Understand the pros and cons of using GitHub
As a developer, you may have heard of GitHub, or you may have used it yourself.
GitHub offers a Git repository service, which is web based and allows you to use Git’s source-code management functionality, along with its own features.
Many people in the creative and technical developer circles rave on about GitHub. How good is it really and is it worth the trouble learning Git to use it? There are many benefits to using GitHub, however there are also are some noted disadvantages which we’ll discuss here.
So let’s begin to better understand the pros and cons to using GitHub:
- GitHub is a very versatile tool to use. It’s ideal for working on projects of any size and it’s a great tool for web work flows. Firstly you can use it for publishing your work, as a versioning control system and as a collaborative tool.
- With GitHub you can archive your projects and share them with your peers for either inspiration or for them to collaborate on. The beauty of it is that you can have more than one person collaborate remotely on a project, so you’re all on the same page, so to speak.
- It’s ideal for creating a backup of your work instead on saving the code on a desktop or on a corporate server.
- It is also beneficial to use if you’re learning Git. One way to look at it is seeing Git as a preventative maintenance process, where you get into the flow of doing reverts, commits, pulling, pushing, and so forth, as needed. It can save you a lot of hassle if a problem occurs, or if you need to revert code of any sort. One of the best features is being able to track mistakes, and it’s definitely made easier by using GitHub. Bugs can be opened, and thanks to GitHub, you can add commits to these and associate it with the problem.
- With GitHub pages, you can get started quickly without worrying about setting up hosting or DNS.
- If you’re new to GitHub, one of the challenges often talked about is getting to grips with the mental model, which eases with practice and time.
- It may not be the best tool for capturing the creative process or for recording ideas. A good tool for this particular function would be LayerVault or something similar to it. We’d say Git is very good for tracking code, however it’s not the best for tracking design. It can seem a little bit of a grey area when designs are needed to be translated into code or for when you need to export designs to a production setting.
- It depends on the designer, however, some find the GUI a little confusing to use and opt to use its CLI instead. Some developers learnt Git by mostly using commands, which explains why the GUI isn’t always liked by them. With a little practice, the commands are not too difficult to learn.
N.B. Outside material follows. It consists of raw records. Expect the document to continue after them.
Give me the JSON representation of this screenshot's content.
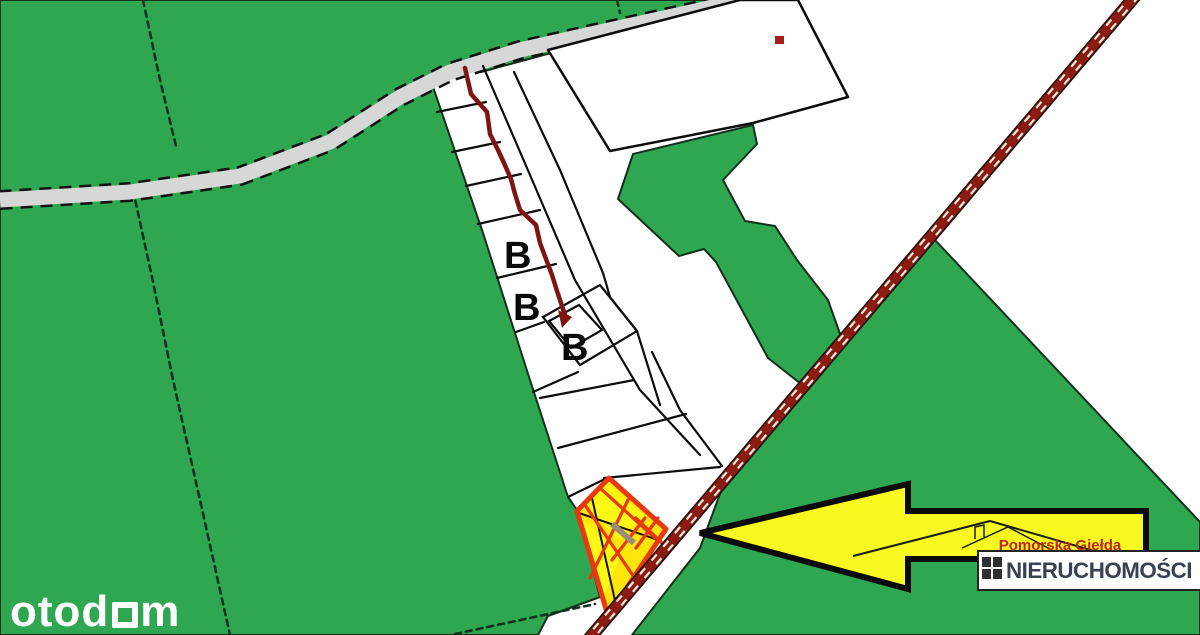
{
  "labels": {
    "b1": "B",
    "b2": "B",
    "b3": "B"
  },
  "watermark": {
    "part1": "otod",
    "part2": "m"
  },
  "agency": {
    "name_top": "Pomorska Giełda",
    "name_bottom": "NIERUCHOMOŚCI"
  },
  "colors": {
    "field_green": "#2fa750",
    "road_gray": "#d7d7d7",
    "railway_red": "#8c1b12",
    "boundary_red": "#7d1513",
    "parcel_yellow": "#ffe60a",
    "parcel_hatch": "#e8380f",
    "arrow_yellow": "#f8f821",
    "logo_red": "#c2251c",
    "logo_navy": "#3a4150"
  }
}
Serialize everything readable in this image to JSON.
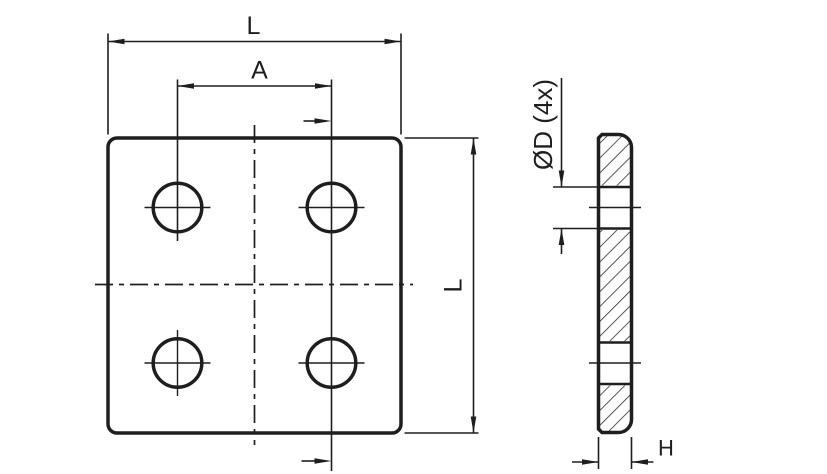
{
  "drawing": {
    "background_color": "#ffffff",
    "line_color": "#1e1e1e",
    "front_view": {
      "dim_width_label": "L",
      "dim_hole_spacing_label": "A",
      "dim_height_label": "L"
    },
    "section_view": {
      "dim_hole_diameter_label": "ØD (4x)",
      "dim_thickness_label": "H"
    }
  }
}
However using Commands everyday can be awkward, especially when tracking project history or resolving conflicts. Then, there are others who’ve preferred the GUI instead of commands, as the visual representation of previous commits, modified files and diffs can make better sense. As mentioned previously, it can take some getting used to.
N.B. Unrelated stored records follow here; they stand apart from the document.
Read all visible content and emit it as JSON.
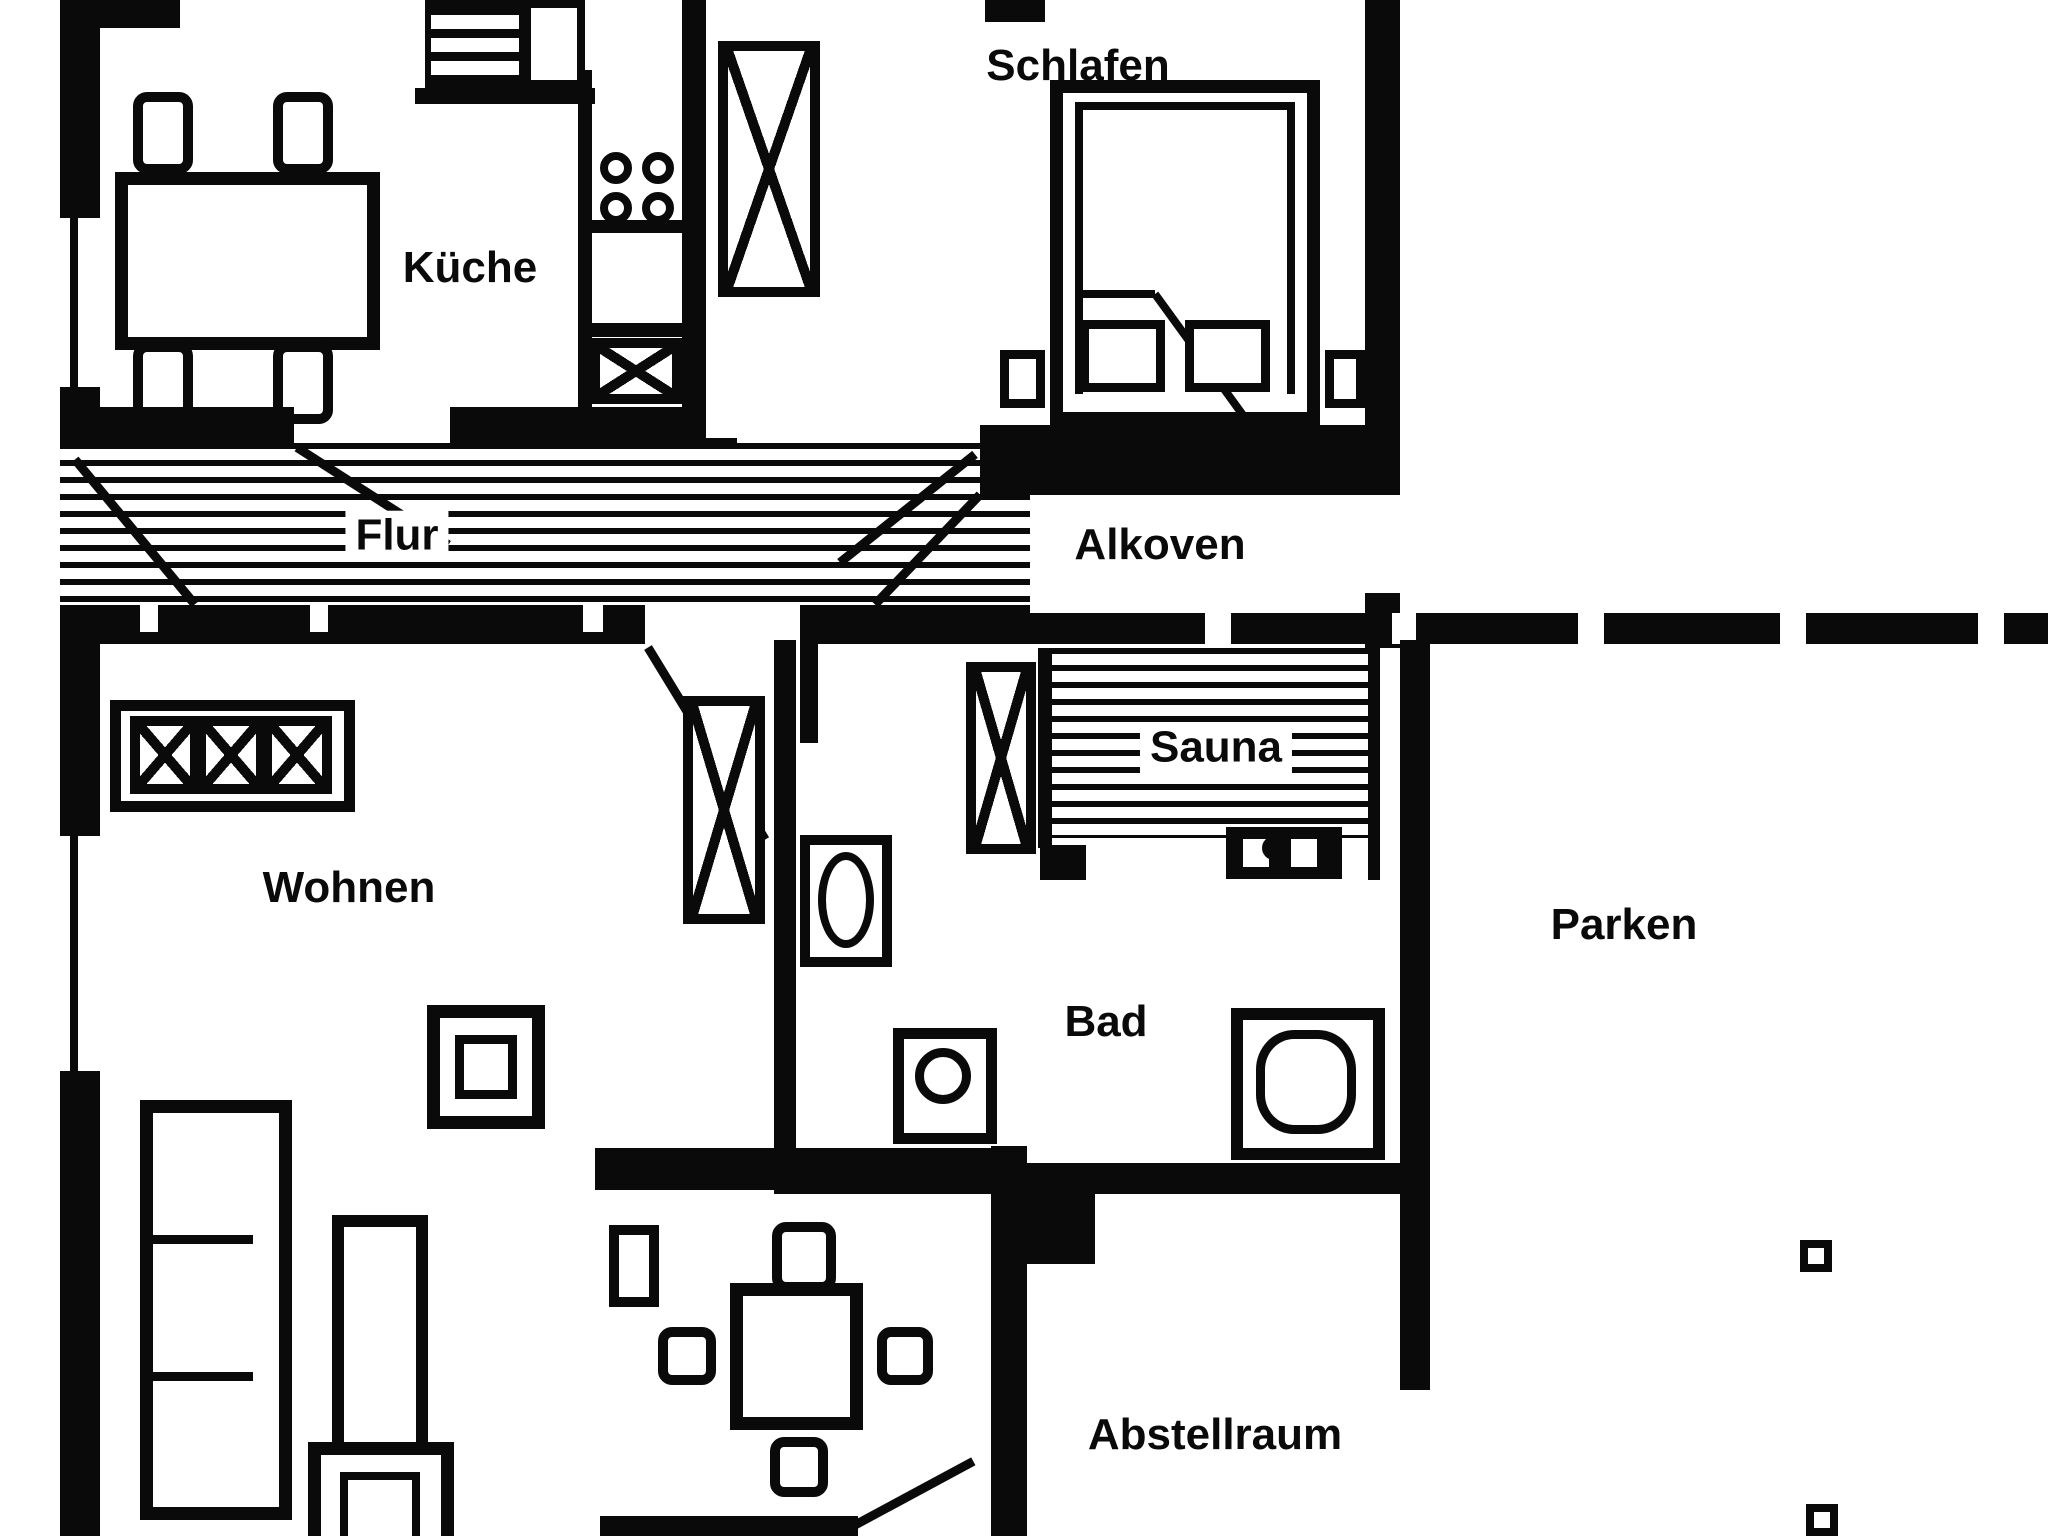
{
  "title": "apartment-floor-plan",
  "colors": {
    "ink": "#0a0a0a",
    "paper": "#ffffff"
  },
  "rooms": [
    {
      "id": "kueche",
      "label": "Küche",
      "furniture": [
        "dining-table",
        "chair",
        "chair",
        "chair",
        "chair",
        "oven",
        "stove-top",
        "sink",
        "counter"
      ]
    },
    {
      "id": "schlafen",
      "label": "Schlafen",
      "furniture": [
        "double-bed",
        "pillow",
        "pillow",
        "nightstand",
        "nightstand",
        "wardrobe"
      ]
    },
    {
      "id": "flur",
      "label": "Flur",
      "furniture": [
        "striped-floor",
        "door-swing",
        "door-swing"
      ]
    },
    {
      "id": "alkoven",
      "label": "Alkoven",
      "furniture": []
    },
    {
      "id": "wohnen",
      "label": "Wohnen",
      "furniture": [
        "closet-3",
        "tall-cabinet",
        "armchair",
        "couch",
        "coffee-table",
        "armchair",
        "stool",
        "dining-table",
        "chair",
        "chair",
        "chair",
        "chair"
      ]
    },
    {
      "id": "sauna",
      "label": "Sauna",
      "furniture": [
        "bench-stripes",
        "sauna-heater",
        "tall-cabinet"
      ]
    },
    {
      "id": "bad",
      "label": "Bad",
      "furniture": [
        "toilet",
        "washing-machine",
        "shower"
      ]
    },
    {
      "id": "parken",
      "label": "Parken",
      "furniture": [
        "fence-post",
        "fence-post"
      ]
    },
    {
      "id": "abstellraum",
      "label": "Abstellraum",
      "furniture": [
        "door-swing"
      ]
    }
  ],
  "fence": {
    "post_gaps": 5
  }
}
- It costs to have a versioning repository on GitHub, however it is worth the investment if you’re working professionally.
Overall, it’s always good to use a versioning control system. It’s definitely worth the effort, time and investment as it can give you much more flexibility and peace of mind for any project.
Git overall, is useful for anyone who codes, giving any developer or coder plenty of value to not take notice of it. And what better way than to use a platform such as GitHub. The price plans are very reasonable, even for private use with 5 repositories at $7 a month with unlimited collaborators or for corporations $25 a month for10 repositories.
Now you have a clearer overview on the pros and cons of using GitHub, we hope that article has served you well in understanding its potential.